Broad Area Colloquium For AI-Geometry-Graphics-Robotics-Vision
(CS 528)

Polynomials, Circuits and Bayesian Network Inference

Adnan Darwiche
Computer Science Department
Monday, April 12, 2004, 4:15PM
TCSeq 200


Bayesian networks (and probabilistic graphical models) have become standard tools for modeling and reasoning under uncertainty in many AI applications. One of the central computational questions surrounding these models is that of inference: computing the probability of various events with respect to the distributions encoded by these models.
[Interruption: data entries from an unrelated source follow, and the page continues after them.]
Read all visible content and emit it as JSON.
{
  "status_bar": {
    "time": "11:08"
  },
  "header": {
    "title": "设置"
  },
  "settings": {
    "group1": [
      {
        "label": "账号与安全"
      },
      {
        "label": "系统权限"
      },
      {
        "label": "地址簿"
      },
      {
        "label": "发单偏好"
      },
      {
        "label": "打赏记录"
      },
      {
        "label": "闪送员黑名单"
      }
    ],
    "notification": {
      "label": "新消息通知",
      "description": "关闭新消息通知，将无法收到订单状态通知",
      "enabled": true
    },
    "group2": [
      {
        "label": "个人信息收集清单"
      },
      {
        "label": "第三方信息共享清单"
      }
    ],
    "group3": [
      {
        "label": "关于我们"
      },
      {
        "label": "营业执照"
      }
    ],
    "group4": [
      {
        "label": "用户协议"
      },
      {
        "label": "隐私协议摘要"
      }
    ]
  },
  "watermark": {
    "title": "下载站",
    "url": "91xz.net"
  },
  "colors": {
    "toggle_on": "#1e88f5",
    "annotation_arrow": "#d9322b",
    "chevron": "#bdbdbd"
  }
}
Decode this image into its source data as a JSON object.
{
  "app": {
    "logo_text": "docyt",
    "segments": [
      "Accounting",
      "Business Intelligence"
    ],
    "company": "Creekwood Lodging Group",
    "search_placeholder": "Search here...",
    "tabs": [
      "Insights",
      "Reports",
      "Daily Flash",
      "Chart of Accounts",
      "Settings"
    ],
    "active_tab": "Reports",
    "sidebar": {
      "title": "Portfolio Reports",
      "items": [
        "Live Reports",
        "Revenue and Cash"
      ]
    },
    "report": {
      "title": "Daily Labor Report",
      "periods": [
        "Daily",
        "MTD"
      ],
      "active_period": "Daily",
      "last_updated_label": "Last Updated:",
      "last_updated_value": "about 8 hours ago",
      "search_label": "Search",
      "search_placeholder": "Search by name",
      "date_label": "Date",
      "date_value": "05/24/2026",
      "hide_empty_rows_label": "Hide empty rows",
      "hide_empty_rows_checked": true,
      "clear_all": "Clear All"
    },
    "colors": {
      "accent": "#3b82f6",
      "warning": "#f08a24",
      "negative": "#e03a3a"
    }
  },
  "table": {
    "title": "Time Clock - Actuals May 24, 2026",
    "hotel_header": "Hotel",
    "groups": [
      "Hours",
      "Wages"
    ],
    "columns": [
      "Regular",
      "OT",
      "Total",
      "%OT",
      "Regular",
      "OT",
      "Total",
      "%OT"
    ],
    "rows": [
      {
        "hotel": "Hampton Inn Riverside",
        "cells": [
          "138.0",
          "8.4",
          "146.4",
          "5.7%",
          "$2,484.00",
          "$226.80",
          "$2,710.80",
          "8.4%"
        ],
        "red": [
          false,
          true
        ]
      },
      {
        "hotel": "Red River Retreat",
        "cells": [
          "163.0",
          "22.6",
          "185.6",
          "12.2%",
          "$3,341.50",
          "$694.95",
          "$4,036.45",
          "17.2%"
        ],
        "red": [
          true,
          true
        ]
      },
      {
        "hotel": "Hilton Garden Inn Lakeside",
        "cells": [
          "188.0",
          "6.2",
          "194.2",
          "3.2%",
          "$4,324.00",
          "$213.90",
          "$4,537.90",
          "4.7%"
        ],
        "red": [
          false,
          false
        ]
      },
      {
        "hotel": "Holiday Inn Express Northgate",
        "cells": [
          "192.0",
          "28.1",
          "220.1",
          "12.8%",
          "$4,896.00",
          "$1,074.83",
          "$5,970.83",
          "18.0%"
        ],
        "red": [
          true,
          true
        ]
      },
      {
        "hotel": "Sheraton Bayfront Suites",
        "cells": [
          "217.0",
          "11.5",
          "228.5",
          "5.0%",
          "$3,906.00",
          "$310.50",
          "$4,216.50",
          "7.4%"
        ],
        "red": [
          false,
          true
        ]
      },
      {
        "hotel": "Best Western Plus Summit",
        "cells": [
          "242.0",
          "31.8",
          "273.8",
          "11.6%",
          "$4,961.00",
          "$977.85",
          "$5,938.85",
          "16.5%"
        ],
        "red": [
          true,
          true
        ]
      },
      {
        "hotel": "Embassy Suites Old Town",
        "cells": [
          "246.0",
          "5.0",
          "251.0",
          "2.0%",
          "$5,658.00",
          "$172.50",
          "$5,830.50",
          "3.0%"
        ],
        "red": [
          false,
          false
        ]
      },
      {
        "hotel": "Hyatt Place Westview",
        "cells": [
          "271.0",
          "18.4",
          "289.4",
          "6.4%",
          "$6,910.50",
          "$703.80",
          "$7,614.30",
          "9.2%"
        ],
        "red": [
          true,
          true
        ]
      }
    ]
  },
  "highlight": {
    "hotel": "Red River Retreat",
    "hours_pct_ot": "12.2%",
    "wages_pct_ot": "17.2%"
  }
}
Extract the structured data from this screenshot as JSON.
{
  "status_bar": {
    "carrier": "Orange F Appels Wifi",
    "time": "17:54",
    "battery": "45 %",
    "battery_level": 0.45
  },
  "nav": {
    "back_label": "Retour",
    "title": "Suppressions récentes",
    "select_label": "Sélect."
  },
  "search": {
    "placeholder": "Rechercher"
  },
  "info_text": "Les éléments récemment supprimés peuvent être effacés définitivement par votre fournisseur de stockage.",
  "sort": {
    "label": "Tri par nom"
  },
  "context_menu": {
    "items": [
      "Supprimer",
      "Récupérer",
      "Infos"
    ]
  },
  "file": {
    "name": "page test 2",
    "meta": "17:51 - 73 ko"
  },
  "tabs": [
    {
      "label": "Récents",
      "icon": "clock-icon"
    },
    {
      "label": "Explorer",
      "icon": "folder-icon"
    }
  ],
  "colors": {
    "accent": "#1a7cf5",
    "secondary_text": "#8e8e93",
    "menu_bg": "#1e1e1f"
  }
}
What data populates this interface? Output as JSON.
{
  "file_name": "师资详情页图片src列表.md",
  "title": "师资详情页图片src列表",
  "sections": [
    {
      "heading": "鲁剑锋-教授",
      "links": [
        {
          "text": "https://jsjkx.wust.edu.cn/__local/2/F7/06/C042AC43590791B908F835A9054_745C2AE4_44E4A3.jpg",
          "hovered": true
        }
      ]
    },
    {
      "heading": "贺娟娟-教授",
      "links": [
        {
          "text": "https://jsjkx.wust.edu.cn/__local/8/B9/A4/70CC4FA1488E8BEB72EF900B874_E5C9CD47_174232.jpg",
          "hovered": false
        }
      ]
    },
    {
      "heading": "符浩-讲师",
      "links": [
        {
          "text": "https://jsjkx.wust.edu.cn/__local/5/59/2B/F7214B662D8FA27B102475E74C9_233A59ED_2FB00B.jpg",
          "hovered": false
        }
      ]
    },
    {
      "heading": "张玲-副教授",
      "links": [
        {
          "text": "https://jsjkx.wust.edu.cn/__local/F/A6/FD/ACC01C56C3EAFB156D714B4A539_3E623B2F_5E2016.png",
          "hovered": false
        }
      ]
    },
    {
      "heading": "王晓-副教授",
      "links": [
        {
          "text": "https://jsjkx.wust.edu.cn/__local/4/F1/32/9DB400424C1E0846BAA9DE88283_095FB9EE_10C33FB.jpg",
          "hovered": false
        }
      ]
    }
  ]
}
I will present in this talk a non-classical formulation of the inference problem in Bayesian networks and discuss its practical and theoretical implications. According to this formulation, each Bayesian network is interpreted as a multivariate polynomial (with an exponential number of terms), and probabilistic inference is reduced to a process of evaluating the partial derivatives of this polynomial. The central computational question is then that of finding a compact representation of the network polynomial. I will propose arithmetic circuits for this purpose, together with a specific algorithm for finding small arithmetic circuits that compute network polynomials. I will show how this approach for inference subsumes (and provides new insights on) the standard one, based on jointrees, which has dominated the inference literature for more than a decade. I will also show how the new approach allows one to exploit both network connectivity (global structure) and its parameterization (local structure). Finally, I will illustrate its performance on very difficult networks, including those synthesized from relational probabilistic models. These networks are rich with local structure, yet are too connected to be within the reach of standard inference methods based on jointrees.

About the Speaker

Dr. Adnan Darwiche is an Associate Professor of Computer Science at UCLA. His main research interests are in probabilistic and symbolic automated reasoning and their various applications, especially to system analysis and diagnosis. Dr. Darwiche was a program co-chair of the Eighteenth Conference on Uncertainty in AI (UAI'02), the Eleventh International Workshop on Principles of Diagnosis (DX'00), and the general chair of the Nineteenth Conference on Uncertainty in AI (UAI'03). He is currently an Associate Editor for the Journal of Artificial Intelligence Research (JAIR) and has served on the program committees of many conferences, including the International Joint Conference on AI (IJCAI), the National Conference on AI (AAAI), and the Conference on Uncertainty in AI (UAI). Dr. Darwiche has published more than 50 papers in leading journals and conferences relating to automated reasoning, diagnosis and AI, and was the recipient of the OKAWA Foundation Award for research in 2000. Prior to joining UCLA, Dr. Darwiche was a senior scientist and manager of the department of diagnostics and modeling at Rockwell Science Center. Dr. Darwiche received his Ph.D. and M.S. degrees in computer science from Stanford University in 1993 and 1989, respectively.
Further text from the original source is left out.